Präsidenten-Wahl in Frankreich: Kontrahenten ohne überzeugende Konzepte

Präsidenten-Wahl in Frankreich: Kontrahenten ohne überzeugende Konzepte

Hollande und Sarkozy liegen in Umfragen zwar vorne, aber die Extremisten holen auf.

Paris. Auf dem Place de la Concorde blickte Frankreichs Staatspräsident am Sonntag noch hochzufrieden auf ein Meer aus Trikoloren und „Sarkozy-Président“-Bannern. Doch neueste Umfragen kurz vor dem ersten Wahlgang am 22. April verpassen dem Präsidentenlager einen empfindlichen Dämpfer. Das Institut CSA sieht den Sozialisten François Hollande jetzt auch in Durchgang eins klar vorn (29 zu 27 Prozent).

„Liegt er in der ersten Runde nicht vorn, ist er tot“, zitiert die Zeitung „Le Parisien“ einen nervösen Sarkozy-Minister. Wie zuverlässig die Prognosen der Meinungsforscher aber wirklich sind, steht auf einem anderen Papier. Denn während die einen Hollande schon zum künftigen Staatsoberhaupt erheben, gehen Politexperten nach wie vor von einem Kopf-an-Kopf-Rennen aus — wenn auch mit leichten Vorteilen für den Sozialisten.

Dem fast schon fiebrigen Wirken der Demoskopen steht die kühl-abwartende Haltung der Franzosen entgegen.
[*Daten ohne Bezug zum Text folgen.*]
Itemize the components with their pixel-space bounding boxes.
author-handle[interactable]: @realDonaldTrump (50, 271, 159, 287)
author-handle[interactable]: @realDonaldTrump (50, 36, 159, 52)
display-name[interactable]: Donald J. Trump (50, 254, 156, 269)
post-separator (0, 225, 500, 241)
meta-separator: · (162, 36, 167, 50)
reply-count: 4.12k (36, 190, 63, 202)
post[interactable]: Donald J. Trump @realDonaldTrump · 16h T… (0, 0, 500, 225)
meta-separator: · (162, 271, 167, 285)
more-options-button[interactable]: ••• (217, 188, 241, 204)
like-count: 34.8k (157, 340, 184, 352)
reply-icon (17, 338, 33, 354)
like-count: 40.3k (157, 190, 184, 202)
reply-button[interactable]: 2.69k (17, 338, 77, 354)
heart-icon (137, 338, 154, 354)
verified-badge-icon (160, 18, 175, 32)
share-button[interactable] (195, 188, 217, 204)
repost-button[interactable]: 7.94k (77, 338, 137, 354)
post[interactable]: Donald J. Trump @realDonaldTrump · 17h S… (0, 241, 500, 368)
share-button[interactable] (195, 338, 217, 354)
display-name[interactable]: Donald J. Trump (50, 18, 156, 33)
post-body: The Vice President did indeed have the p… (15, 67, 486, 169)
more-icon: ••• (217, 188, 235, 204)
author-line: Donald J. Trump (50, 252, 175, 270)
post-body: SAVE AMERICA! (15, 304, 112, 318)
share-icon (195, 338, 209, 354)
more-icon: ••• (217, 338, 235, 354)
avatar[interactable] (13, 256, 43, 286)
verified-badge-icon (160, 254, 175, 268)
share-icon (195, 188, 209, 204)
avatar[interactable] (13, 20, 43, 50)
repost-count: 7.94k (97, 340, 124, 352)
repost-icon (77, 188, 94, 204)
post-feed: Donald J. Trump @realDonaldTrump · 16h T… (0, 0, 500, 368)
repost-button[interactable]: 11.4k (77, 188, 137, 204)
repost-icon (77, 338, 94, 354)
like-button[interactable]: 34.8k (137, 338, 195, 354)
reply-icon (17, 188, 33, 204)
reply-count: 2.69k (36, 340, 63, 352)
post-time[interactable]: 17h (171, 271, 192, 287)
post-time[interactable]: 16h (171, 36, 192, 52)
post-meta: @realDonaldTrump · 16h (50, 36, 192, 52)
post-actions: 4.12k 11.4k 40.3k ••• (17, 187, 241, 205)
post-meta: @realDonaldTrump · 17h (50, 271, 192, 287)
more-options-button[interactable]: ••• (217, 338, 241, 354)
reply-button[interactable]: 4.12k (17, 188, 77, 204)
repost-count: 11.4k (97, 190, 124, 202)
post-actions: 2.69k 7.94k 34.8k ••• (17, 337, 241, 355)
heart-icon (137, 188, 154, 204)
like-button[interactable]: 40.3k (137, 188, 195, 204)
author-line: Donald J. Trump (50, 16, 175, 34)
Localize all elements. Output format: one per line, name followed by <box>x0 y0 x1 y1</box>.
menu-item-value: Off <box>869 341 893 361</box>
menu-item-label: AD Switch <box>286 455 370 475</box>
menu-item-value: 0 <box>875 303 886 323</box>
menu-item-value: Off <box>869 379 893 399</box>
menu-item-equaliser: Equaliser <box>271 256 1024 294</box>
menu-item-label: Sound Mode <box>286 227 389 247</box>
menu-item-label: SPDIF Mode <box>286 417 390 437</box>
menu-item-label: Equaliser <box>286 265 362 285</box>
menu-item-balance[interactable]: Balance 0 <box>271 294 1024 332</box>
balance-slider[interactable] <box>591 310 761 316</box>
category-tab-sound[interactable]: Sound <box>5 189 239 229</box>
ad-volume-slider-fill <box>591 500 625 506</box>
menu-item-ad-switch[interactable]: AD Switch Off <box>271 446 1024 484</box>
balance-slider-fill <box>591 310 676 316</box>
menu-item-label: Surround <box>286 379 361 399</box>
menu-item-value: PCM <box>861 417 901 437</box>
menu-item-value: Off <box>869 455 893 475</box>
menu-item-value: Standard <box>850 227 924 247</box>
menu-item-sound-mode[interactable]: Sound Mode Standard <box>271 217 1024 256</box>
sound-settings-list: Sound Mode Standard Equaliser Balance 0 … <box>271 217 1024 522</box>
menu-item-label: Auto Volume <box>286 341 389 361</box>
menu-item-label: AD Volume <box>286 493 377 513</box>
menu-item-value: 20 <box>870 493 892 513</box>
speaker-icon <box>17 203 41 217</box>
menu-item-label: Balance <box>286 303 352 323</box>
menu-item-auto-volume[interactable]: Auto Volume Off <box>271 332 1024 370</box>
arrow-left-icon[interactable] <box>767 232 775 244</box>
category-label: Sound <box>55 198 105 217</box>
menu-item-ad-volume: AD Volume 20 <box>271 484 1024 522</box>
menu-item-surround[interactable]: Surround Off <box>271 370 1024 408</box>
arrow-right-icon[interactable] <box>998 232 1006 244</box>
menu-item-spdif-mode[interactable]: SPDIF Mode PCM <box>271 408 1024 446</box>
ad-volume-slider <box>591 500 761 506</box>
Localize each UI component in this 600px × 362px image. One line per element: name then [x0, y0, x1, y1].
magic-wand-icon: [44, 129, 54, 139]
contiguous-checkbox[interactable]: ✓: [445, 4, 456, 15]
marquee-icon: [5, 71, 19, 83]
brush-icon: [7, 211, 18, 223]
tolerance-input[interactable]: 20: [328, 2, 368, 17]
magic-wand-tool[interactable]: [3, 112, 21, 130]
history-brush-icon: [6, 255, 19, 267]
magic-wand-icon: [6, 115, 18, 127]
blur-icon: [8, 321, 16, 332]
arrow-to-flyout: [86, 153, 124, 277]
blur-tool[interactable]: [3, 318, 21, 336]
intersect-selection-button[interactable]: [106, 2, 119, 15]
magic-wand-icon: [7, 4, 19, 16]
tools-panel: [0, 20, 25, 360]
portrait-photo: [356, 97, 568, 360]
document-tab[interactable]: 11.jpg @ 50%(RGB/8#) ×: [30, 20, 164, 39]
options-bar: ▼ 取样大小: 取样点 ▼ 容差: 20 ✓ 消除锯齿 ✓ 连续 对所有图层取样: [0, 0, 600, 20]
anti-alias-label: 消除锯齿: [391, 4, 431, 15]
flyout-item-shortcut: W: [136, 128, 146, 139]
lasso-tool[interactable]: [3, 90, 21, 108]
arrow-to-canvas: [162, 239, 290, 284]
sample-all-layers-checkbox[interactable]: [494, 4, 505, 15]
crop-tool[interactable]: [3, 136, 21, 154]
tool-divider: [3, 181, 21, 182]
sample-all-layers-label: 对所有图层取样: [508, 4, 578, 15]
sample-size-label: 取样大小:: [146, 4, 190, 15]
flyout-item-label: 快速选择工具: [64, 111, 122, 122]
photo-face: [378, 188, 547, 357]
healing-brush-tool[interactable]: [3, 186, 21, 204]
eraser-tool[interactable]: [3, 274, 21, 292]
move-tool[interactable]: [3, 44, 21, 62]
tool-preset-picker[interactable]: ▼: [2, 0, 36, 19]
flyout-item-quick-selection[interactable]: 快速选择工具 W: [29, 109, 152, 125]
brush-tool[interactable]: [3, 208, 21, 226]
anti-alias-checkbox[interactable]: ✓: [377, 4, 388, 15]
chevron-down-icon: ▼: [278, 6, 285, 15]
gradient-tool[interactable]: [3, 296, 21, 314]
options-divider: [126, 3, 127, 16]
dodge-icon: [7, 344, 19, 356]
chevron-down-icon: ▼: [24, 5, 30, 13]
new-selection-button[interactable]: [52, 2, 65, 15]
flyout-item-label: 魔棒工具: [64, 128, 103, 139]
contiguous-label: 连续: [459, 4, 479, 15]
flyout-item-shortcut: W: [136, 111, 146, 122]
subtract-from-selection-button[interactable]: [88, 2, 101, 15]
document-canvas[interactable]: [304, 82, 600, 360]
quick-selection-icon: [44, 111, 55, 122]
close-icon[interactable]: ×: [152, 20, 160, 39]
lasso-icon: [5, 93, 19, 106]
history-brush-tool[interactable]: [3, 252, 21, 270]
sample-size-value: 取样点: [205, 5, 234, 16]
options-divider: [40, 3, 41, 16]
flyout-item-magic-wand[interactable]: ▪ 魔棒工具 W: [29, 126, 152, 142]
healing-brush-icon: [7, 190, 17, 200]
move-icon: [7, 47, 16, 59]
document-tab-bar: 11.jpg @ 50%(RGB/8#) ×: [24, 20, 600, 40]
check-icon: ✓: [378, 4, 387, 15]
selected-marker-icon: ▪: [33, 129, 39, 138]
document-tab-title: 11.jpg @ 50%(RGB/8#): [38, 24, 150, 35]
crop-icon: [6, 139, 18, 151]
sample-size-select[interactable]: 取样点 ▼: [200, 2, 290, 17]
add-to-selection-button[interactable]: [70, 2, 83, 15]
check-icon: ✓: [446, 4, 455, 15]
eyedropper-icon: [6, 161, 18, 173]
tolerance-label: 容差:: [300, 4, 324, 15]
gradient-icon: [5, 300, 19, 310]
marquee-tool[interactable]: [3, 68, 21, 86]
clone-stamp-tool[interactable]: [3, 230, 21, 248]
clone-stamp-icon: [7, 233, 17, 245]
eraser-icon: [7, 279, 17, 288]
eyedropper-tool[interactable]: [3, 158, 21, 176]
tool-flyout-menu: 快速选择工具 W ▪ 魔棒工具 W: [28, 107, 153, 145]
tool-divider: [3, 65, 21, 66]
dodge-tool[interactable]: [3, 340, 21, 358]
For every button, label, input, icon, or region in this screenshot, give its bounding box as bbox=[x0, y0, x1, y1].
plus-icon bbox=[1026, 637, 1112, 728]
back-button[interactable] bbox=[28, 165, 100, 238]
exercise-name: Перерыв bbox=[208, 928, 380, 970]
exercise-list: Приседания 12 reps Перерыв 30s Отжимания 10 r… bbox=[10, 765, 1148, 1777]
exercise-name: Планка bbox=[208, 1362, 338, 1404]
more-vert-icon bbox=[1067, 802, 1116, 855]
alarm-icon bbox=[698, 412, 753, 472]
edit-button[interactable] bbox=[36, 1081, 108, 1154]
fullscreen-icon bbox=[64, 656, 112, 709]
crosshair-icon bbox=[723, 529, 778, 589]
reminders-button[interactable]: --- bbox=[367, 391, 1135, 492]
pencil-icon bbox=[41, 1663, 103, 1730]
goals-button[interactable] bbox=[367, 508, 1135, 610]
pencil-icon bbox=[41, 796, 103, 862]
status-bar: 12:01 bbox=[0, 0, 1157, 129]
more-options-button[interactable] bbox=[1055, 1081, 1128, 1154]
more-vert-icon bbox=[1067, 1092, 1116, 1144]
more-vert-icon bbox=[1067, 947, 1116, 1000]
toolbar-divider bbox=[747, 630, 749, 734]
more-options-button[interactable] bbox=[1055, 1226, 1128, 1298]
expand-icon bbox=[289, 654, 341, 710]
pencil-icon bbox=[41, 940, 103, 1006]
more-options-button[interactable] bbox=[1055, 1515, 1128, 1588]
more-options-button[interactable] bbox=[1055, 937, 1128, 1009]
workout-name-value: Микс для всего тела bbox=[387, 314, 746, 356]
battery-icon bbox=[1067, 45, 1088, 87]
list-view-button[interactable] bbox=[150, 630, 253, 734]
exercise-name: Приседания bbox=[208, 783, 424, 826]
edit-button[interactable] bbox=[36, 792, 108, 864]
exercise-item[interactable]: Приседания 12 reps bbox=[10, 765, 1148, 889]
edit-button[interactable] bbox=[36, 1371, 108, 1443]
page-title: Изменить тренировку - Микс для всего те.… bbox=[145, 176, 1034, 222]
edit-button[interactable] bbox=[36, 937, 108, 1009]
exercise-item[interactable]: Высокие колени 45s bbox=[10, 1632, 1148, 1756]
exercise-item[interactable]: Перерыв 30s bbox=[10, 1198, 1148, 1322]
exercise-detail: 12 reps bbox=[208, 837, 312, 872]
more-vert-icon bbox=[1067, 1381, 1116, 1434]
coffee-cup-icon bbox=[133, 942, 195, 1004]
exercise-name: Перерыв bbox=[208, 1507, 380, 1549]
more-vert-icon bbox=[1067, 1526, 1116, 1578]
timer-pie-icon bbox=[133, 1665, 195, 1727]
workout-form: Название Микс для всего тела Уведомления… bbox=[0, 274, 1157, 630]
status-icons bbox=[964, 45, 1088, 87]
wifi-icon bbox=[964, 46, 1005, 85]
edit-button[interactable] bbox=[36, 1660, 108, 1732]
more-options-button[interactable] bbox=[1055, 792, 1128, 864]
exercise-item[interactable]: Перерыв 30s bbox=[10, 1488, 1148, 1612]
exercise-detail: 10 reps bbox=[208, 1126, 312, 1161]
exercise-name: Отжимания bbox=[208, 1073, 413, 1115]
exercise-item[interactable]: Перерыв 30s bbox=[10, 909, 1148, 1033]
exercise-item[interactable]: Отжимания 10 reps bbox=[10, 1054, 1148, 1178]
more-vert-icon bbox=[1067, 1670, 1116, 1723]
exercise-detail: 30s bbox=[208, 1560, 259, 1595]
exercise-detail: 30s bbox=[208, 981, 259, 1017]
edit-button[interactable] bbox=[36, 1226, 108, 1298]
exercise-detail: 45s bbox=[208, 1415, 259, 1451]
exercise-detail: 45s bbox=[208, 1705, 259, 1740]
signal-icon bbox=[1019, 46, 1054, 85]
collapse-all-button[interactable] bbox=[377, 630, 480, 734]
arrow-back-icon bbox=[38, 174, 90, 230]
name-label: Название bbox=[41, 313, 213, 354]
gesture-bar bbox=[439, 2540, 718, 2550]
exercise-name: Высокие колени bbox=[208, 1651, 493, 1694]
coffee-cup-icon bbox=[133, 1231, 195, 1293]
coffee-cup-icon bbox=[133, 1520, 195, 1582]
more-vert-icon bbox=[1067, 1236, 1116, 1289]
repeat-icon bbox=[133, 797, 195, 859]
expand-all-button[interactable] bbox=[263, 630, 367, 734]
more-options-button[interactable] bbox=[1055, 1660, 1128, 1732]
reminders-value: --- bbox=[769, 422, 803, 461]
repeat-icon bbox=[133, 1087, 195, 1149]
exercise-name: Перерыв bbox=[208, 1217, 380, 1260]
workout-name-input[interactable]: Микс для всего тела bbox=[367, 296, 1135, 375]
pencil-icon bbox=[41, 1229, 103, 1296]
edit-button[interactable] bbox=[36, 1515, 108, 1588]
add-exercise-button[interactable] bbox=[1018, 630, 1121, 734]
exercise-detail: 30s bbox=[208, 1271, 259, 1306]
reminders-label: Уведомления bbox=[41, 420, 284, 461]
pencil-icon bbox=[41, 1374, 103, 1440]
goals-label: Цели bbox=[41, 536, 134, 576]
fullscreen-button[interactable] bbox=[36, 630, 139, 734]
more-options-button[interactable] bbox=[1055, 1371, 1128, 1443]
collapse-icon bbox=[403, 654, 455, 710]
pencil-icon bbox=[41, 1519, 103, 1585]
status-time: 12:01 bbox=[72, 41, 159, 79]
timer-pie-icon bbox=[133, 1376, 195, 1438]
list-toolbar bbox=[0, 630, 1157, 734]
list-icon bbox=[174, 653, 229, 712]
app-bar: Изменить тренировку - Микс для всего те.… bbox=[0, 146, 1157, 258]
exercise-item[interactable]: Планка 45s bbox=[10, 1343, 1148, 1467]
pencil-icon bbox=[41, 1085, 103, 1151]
Wohl noch nie haben sie das Ringen um den Elysée als so langweilig empfunden wie heute. Zehn Kandidaten stellen sich zur Wahl, und sämtliche Prognosen gehen davon aus, dass nur Nicolas Sarkozy und François Hollande die Stichwahl am 6. Mai erreichen werden.

Und dann? Nicolas Sarkozy, der in diesen Tagen oft blass und erschöpft wirkt, verspricht nach einem Wahlsieg sinkende Staatsschulden und mehr Wachstum. Dasselbe tut auch François Hollande, der unter mangelndem Charisma und wenig staatsmännischer Statur leidet. Überzeugende Konzepte bleiben beide jedoch schuldig. Ob in der Arbeiterschicht oder bei Handwerkern, bei Jugendlichen oder Studenten — die überall spürbare Bitternis schlägt entweder in Desinteresse oder in eine beängstigende Radikalisierung ab.

Eingesammelt werden die Verlierer vom linksradikalen Jean-Luc Mélenchon und von Marine Le Pen, der Chefin des rechtsextremen „Front National“. In populistischen Rundumschlägen wettert dieses ungleiche Duo unisonso gegen den Euro und die EU, gegen die verhasste Globalisierung und das korrupte System. Während die Rechtsradikale zudem mit dumpfen Parolen die Angst vor Einwanderern und Islamisten schürt, wettert der rote Volkstribun gegen die Macht der Banken und den republikanischen Adel. Alarmierend für die Etablierten: Beide zusammen repräsentierten schon fast ein Drittel der Wählerschaft. Die spannende Frage: Wer schlägt sich in der Stichwahl auf welche Seite?

Als Zünglein an der Waage könnte sich der Mitte-Rechts-Mann Francois Bayrou (zwölf Prozent Wähleranteil) erweisen, ein besonnener Mann der Mitte, der schon seit Jahren beharrlich die Verschuldung geißelt und auf eine maßvolle Geldpolitik drängt.

Eine völlig untergeordnete Rolle spielt übrigens das Thema Umweltschutz. Die grüne Spitzenkandidatin Eva Joly liegt abgeschlagen bei drei Prozent.